Understanding the Issue
What Does PENDING State Mean?
In Nagios, the PENDING state indicates that a host or service check has not yet been executed. While this is expected during initial startup or configuration reloads, prolonged PENDING status suggests deeper scheduling or configuration issues.
Impact on Monitoring Operations
Services stuck in PENDING don't trigger notifications, logs, or escalations. In large-scale deployments, this could silently suppress entire layers of monitoring visibility, delaying incident response.
Root Causes
- Improper check_interval or retry_interval: Extremely high intervals or missing values can delay or prevent execution.
- Disabled active checks: Misconfiguration in `check_command` or disabling active checks globally or per service.
- Scheduler overload: Large environments with too many checks and insufficient Nagios daemon resources.
- Corrupted retention files: Retention.dat or status.dat inconsistencies after abrupt service restarts.

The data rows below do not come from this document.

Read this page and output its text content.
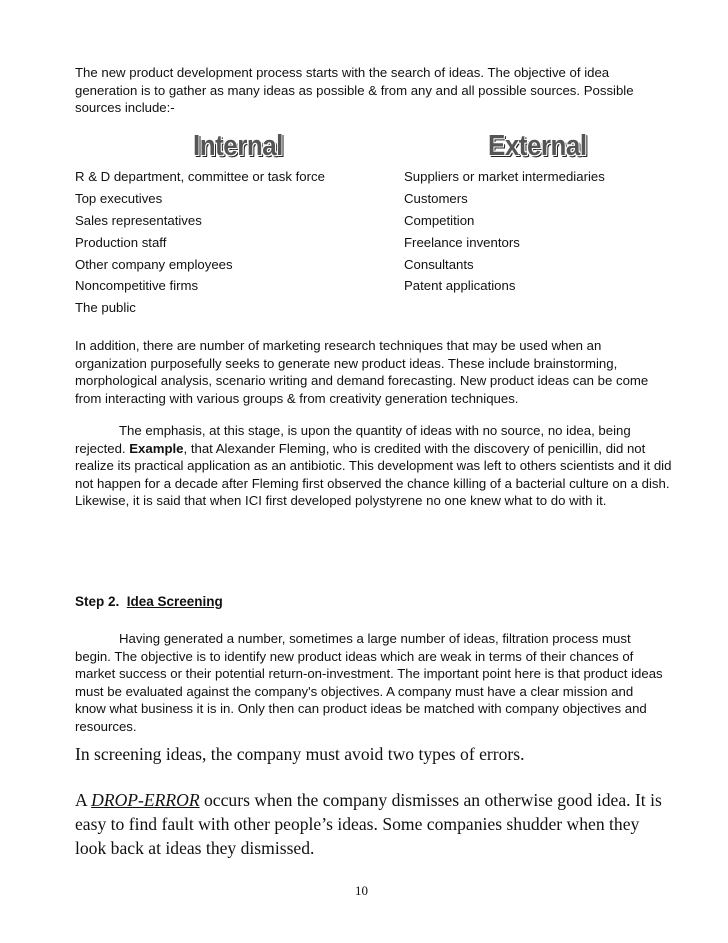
The new product development process starts with the search of ideas. The objective of idea generation is to gather as many ideas as possible & from any and all possible sources. Possible sources include:-
Internal	External
R & D department, committee or task force
Top executives
Sales representatives
Production staff
Other company employees
Noncompetitive firms
The public
Suppliers or market intermediaries
Customers
Competition
Freelance inventors
Consultants
Patent applications
In addition, there are number of marketing research techniques that may be used when an organization purposefully seeks to generate new product ideas. These include brainstorming, morphological analysis, scenario writing and demand forecasting. New product ideas can be come from interacting with various groups & from creativity generation techniques.
The emphasis, at this stage, is upon the quantity of ideas with no source, no idea, being rejected. Example, that Alexander Fleming, who is credited with the discovery of penicillin, did not realize its practical application as an antibiotic. This development was left to others scientists and it did not happen for a decade after Fleming first observed the chance killing of a bacterial culture on a dish. Likewise, it is said that when ICI first developed polystyrene no one knew what to do with it.
Step 2.  Idea Screening
Having generated a number, sometimes a large number of ideas, filtration process must begin. The objective is to identify new product ideas which are weak in terms of their chances of market success or their potential return-on-investment. The important point here is that product ideas must be evaluated against the company's objectives. A company must have a clear mission and know what business it is in. Only then can product ideas be matched with company objectives and resources.
In screening ideas, the company must avoid two types of errors.
A DROP-ERROR occurs when the company dismisses an otherwise good idea. It is easy to find fault with other people’s ideas. Some companies shudder when they look back at ideas they dismissed.
10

- Missing or misconfigured timeperiods: Services scheduled outside valid time windows won’t run.
Diagnostic Workflow
1. Check Service Definition
Ensure each service has a valid `check_command` and intervals set:
define service { host_name myserver service_description CPU Load check_command check_load check_interval 5 retry_interval 1 active_checks_enabled 1 }
2. Review Nagios Scheduler Load
Use Nagios web UI or CLI to inspect the number of checks vs capacity:
ps -ef | grep nagios top iostat -xz 1
If CPU or IO is saturated, consider increasing `max_concurrent_checks` or distributing load.
3. Inspect nagios.log
Key entries like "Warning: The check of service ... was not executed" may indicate config issues:
/usr/local/nagios/var/nagios.log
4. Validate Time Periods
Ensure defined time periods are not excluding checks unintentionally:
define timeperiod { timeperiod_name 24x7 alias 24 Hours A Day, 7 Days A Week sunday 00:00-24:00 monday 00:00-24:00 ... }
5. Restart Nagios Cleanly
Stop Nagios and clear cache files:
service nagios stop rm -f /usr/local/nagios/var/status.dat rm -f /usr/local/nagios/var/retention.dat service nagios start
Monitor whether services begin transitioning from PENDING.

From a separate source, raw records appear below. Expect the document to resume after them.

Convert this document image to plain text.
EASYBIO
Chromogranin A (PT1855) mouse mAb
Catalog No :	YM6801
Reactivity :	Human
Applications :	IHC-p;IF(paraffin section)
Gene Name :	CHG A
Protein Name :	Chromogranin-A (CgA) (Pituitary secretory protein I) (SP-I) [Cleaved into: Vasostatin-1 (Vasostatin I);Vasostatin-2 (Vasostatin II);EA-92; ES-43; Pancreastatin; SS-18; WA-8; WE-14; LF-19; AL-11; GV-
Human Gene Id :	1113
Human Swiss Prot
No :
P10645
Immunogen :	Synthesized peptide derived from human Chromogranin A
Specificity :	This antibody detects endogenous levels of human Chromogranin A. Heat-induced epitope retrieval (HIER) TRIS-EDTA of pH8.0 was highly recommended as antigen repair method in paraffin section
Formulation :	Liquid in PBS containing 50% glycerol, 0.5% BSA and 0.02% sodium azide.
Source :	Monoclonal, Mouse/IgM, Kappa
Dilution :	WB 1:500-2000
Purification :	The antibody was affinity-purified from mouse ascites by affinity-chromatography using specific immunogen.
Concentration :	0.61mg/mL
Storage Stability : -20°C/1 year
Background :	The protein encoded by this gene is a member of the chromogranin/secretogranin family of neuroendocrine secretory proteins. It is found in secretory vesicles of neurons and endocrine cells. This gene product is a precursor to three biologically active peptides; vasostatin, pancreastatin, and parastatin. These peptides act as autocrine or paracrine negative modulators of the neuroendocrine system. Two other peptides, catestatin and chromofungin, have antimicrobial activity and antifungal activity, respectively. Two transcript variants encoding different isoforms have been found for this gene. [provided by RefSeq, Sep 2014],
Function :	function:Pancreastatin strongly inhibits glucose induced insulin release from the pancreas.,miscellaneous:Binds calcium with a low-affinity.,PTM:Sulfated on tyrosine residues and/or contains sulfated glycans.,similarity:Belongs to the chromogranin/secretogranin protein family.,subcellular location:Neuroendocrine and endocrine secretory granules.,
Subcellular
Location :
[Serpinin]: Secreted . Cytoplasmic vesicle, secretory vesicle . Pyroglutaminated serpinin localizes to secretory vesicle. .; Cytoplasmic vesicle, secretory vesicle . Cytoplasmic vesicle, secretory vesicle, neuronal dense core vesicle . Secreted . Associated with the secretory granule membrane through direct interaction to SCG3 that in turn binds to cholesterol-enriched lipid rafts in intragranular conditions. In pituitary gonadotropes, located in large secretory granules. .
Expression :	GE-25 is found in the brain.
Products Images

Best Practices and Long-Term Fixes
- Use proper intervals: Avoid extreme check/retry intervals. Stick to 5-10 min checks and 1-2 min retries for most services.
- Scale out with distributed monitoring: Use Nagios Remote Plugin Executor (NRPE) or mod_gearman to offload checks.
- Validate all objects post-edit: Always run `nagios -v /etc/nagios/nagios.cfg` after config changes.
- Monitor Nagios itself: Set alerts for scheduler latency, check queue depth, and daemon uptime.
- Version upgrades: Ensure you are not affected by known bugs in older versions related to the event scheduler.
Conclusion
When services remain in a PENDING state in Nagios, it's often symptomatic of deeper systemic issues—be it resource constraints, misconfiguration, or scheduling conflicts. Through structured diagnosis—starting from service definitions and check intervals to scheduler load and time periods—engineers can restore full monitoring functionality. In mission-critical environments, proactively applying these best practices ensures that Nagios remains a reliable part of your DevOps toolchain.
FAQs
1. Is it normal for services to be in PENDING after a Nagios restart?
Yes, briefly. However, they should transition to OK/WARNING/CRITICAL within the first check interval (typically a few minutes).
2. Can I force Nagios to immediately check all PENDING services?
Yes, use the "Schedule a forced check" option in the web UI or use the `submit_check_result` external command via CLI.
3. Do passive checks affect PENDING status?
Yes. If a service relies only on passive checks and none have been submitted, it will remain in PENDING until one arrives.
4. What logs help the most when troubleshooting PENDING states?
The main Nagios log (`nagios.log`) and configuration validation output are the most helpful for identifying root causes.
5. Is there a risk in deleting status.dat or retention.dat?
Only if Nagios is running. Stop the service before deleting these files. They will be regenerated cleanly on restart.